First Floridian Auto & Home Insurance Company v. Myrick, 32 FLW D2672a (Fla. 2nd DCA Nov. 9, 2007)

This is a good case for insureds and their lawyers who are forced to file a lawsuit in order to get the insurance company to do the right thing.

In this case, the insured presented a sinkhole claim to her homeowner’s insurance company.  The insured submitted a proof of loss fo $104,000.  The insured, through her public adjuster, also questioned the insurance companies proposed remediation plan.  In response, her insurance company sent a check for $48,706.  The homeowners insurance company did not even respond to the adjusters inquiries about the remediation plan. 

In a letter from the insurance company accompanying the check, the homeowner’s insurance company reminded the insured of the appraisal clause in the insurance contract.  The insurer did not invoke the appraisal clause.  

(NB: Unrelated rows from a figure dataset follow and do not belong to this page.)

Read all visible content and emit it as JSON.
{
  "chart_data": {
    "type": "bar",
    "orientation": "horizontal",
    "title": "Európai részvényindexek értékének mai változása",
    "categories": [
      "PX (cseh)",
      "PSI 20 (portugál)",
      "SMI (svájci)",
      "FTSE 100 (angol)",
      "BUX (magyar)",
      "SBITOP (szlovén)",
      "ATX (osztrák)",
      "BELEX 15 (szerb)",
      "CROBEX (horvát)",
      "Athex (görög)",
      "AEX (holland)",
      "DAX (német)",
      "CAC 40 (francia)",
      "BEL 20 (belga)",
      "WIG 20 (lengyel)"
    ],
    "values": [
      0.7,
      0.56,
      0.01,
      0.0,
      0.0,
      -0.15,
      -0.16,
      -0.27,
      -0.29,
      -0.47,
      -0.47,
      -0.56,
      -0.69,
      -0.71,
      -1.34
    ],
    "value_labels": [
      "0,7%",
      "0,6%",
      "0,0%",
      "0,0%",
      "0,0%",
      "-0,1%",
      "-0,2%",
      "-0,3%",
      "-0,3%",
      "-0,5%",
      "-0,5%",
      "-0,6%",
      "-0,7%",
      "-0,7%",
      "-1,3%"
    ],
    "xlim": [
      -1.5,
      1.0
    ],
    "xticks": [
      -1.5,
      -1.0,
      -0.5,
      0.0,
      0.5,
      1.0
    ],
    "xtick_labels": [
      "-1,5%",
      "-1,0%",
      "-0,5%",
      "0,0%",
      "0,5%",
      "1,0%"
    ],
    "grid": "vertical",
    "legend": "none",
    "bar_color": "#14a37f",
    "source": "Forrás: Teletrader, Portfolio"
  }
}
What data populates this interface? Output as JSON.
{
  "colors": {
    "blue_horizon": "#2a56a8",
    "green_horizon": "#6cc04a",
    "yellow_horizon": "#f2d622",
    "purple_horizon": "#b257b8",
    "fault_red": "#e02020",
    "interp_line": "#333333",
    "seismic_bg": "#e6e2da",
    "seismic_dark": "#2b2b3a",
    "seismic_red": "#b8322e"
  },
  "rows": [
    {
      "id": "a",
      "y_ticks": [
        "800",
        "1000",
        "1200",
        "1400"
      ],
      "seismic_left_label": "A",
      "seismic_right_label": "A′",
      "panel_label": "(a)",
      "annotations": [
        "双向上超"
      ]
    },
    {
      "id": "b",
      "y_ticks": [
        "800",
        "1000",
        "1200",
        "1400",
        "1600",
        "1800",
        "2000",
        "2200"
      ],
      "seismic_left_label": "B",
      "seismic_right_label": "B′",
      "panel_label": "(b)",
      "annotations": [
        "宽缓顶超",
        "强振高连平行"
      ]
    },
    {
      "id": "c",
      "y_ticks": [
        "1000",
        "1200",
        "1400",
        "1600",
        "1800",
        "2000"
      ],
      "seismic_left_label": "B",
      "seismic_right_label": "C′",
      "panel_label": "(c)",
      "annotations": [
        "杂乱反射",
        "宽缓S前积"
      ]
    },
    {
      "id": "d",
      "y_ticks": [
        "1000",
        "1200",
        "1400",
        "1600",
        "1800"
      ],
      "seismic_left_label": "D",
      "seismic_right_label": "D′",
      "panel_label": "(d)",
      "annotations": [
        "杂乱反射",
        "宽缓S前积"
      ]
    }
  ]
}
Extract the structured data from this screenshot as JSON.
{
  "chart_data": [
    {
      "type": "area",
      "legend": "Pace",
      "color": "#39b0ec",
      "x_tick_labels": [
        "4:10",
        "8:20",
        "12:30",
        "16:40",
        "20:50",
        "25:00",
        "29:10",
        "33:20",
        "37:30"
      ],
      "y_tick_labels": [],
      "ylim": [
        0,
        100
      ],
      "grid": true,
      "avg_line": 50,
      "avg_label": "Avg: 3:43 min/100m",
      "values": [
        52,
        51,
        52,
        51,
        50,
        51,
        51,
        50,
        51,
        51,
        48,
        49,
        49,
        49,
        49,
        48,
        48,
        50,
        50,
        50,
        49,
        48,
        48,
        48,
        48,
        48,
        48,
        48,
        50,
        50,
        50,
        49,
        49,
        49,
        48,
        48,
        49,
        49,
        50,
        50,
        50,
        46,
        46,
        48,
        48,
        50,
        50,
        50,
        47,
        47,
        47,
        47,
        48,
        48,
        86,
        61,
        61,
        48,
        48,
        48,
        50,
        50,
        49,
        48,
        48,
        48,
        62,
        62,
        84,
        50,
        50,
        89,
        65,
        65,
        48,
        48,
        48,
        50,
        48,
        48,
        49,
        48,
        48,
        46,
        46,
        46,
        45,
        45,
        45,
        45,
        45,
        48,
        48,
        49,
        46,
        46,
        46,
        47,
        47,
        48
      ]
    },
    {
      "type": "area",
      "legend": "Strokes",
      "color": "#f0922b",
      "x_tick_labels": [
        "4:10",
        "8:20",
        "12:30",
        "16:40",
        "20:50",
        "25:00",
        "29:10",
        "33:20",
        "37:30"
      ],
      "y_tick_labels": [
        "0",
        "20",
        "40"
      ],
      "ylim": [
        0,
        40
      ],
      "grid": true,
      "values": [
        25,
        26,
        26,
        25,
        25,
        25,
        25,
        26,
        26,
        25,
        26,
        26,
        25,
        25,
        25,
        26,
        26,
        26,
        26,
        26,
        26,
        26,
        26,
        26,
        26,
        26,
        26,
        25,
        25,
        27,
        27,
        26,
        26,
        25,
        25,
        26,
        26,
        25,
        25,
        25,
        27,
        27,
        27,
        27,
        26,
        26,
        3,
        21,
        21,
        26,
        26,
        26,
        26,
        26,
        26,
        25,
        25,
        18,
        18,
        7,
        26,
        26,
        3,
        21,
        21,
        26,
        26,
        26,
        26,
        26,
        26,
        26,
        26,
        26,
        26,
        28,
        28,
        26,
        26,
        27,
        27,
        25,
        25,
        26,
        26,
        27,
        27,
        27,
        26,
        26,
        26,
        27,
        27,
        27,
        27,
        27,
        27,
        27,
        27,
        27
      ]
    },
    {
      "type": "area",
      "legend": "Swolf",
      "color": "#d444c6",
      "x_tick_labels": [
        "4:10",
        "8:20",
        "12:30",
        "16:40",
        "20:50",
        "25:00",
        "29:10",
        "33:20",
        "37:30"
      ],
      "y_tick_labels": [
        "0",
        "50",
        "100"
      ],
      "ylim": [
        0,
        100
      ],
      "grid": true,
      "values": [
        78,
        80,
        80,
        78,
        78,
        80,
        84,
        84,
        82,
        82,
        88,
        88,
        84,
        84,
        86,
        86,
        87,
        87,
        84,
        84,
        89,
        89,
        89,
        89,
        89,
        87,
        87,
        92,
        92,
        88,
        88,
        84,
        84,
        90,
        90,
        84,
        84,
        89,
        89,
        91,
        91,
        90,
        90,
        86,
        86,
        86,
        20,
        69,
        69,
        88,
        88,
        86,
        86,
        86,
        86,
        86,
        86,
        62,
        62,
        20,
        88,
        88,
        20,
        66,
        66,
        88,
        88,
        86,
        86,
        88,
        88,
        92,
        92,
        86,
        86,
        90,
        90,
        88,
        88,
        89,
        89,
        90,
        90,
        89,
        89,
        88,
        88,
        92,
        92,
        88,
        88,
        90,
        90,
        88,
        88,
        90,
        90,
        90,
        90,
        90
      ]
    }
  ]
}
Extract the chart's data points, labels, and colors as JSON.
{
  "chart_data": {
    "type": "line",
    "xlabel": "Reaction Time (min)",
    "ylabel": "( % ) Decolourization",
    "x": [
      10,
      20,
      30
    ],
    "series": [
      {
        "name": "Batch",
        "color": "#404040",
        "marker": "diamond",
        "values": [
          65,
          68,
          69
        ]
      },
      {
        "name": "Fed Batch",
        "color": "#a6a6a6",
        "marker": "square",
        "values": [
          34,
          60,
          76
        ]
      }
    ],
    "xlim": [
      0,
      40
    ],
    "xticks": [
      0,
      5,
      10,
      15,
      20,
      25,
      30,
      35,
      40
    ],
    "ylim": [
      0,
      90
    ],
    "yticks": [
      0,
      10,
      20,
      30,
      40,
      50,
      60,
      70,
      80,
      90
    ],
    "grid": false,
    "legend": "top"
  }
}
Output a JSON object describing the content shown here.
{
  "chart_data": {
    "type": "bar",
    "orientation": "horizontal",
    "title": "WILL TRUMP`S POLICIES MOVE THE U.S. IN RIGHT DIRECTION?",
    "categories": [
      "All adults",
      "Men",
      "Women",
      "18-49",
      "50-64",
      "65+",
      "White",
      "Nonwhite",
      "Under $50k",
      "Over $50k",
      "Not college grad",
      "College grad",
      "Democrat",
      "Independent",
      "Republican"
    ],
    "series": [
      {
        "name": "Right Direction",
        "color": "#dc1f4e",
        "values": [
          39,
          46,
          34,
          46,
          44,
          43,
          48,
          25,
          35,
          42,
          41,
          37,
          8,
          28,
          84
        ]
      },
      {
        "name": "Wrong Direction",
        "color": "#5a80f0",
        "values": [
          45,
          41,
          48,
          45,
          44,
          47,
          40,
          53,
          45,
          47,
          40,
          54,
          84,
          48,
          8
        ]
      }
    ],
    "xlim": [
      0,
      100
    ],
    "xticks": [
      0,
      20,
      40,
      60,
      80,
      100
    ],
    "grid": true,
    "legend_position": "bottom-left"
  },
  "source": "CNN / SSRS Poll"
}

 Two months later, the insured filed a lawsuit against the homeowners insurer for breach of contract because of the insurance companies failure to pay the amounts she believed were due and owing.  

In its answer, the insurer claimed that the losses were not covered.  After almost 4 months of litigation, the insurance company invoked the appraisal provision.  The insured did not object to the appraisal.  The parties entered into a Joint Stipulation to Stay Action Pending Appraisal providing that “[t]he parties…agree that the Court shall retain jurisdiction over any matters within its jurisdiction under Florida law, including, but not limited to, issues of policy interpretation, coverage, entitlement to and amount of attorneys’s fees and costs, if applicable.”  

The appraisal was completed, and the award was $102,500, minus the $500 deductible.  The homeowner’s insurance company paid this amount about 1 month later.    The insured’s attorney then filed a motion to confirm the appraisal award and to determine entitlement attorneys fees and costs.  Over the objection of the insurance company, the trial court confirmed the award and later entered its final judgment awarding attorneys fees and costs to the insured under Section 627.428. 

The insurance company appealed the award of the attorneys fees and costs.  The 2nd DCA affirmed the trial court.  In so doing, the District Court of Appeal stated that the insured was entitled to have the insurance company pay her attorneys fees in costs becasue the suit was instituted after the insurance company wrongfully refused to pay the true amount of the loss, failed to invoke the appraisal process prior to the insured filing suit.  Specifically, the court stated: “The insured needed the involvement of the judicial system to address coverage issues and to ensure that its rights were fully protected through the appraisal process.”